# XM music channels will have no commercials



## Chris Blount (Jun 22, 2001)

This isn't really news but just thought I would post the paragraph from the XM Newsletter I just received:

MORE TALK, MORE MUSIC... ALL ON XM!

Starting February 1, 2004, XM's Music Channels will be 100% Commercial-Free! 

XM's 2004 lineup also includes five new channels: Highway 16, The Blend, Fungus, Lucy and MSNBC. 

In addition to 100% commercial-free music, XM Instant Traffic & Weather will offer listeners in-depth, up-to-date road & weather conditions in 21 major metropolitan markets nationwide, 24 hours a day, seven days a week. The first 15 metropolitan markets will launch March 1, 2004. 

Get ready for 68 Commercial-Free Music channels, plus 32 channels of News, Sports, Talk and Entertainment, and 21 channels of Traffic & Weather.


----------



## pez2002 (Dec 13, 2002)

Yeah baby Yeah


----------



## Steve Mehs (Mar 21, 2002)

I can't wait to get a listen to Lucy, and sample the industrial content on Fungus.


----------



## TopCat99 (Nov 3, 2002)

Woohoo!

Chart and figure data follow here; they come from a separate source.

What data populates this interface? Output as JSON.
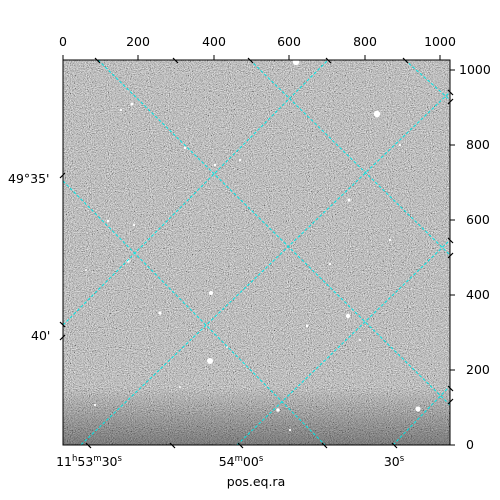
{
  "figure": {
    "x_axis_label": "pos.eq.ra",
    "top_ticks": [
      "0",
      "200",
      "400",
      "600",
      "800",
      "1000"
    ],
    "right_ticks": [
      "1000",
      "800",
      "600",
      "400",
      "200",
      "0"
    ],
    "ra_ticks": [
      {
        "h": "11",
        "hs": "h",
        "m": "53",
        "ms": "m",
        "s": "30",
        "ss": "s"
      },
      {
        "m": "54",
        "ms": "m",
        "s": "00",
        "ss": "s"
      },
      {
        "s": "30",
        "ss": "s"
      }
    ],
    "dec_ticks": [
      "49°35'",
      "40'"
    ],
    "grid_color": "#00e5e5"
  }
}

The rumors are true


----------



## Steve Mehs (Mar 21, 2002)

What rumors? XM first announced two weeks ago at CES.


----------



## BobMurdoch (Apr 24, 2002)

Also, don't forget that, starting in March, they will over local traffic and weather for several large markets.

If it weren't for sports broadcasts on radio while I am driving I would never turn off XM at this point.


----------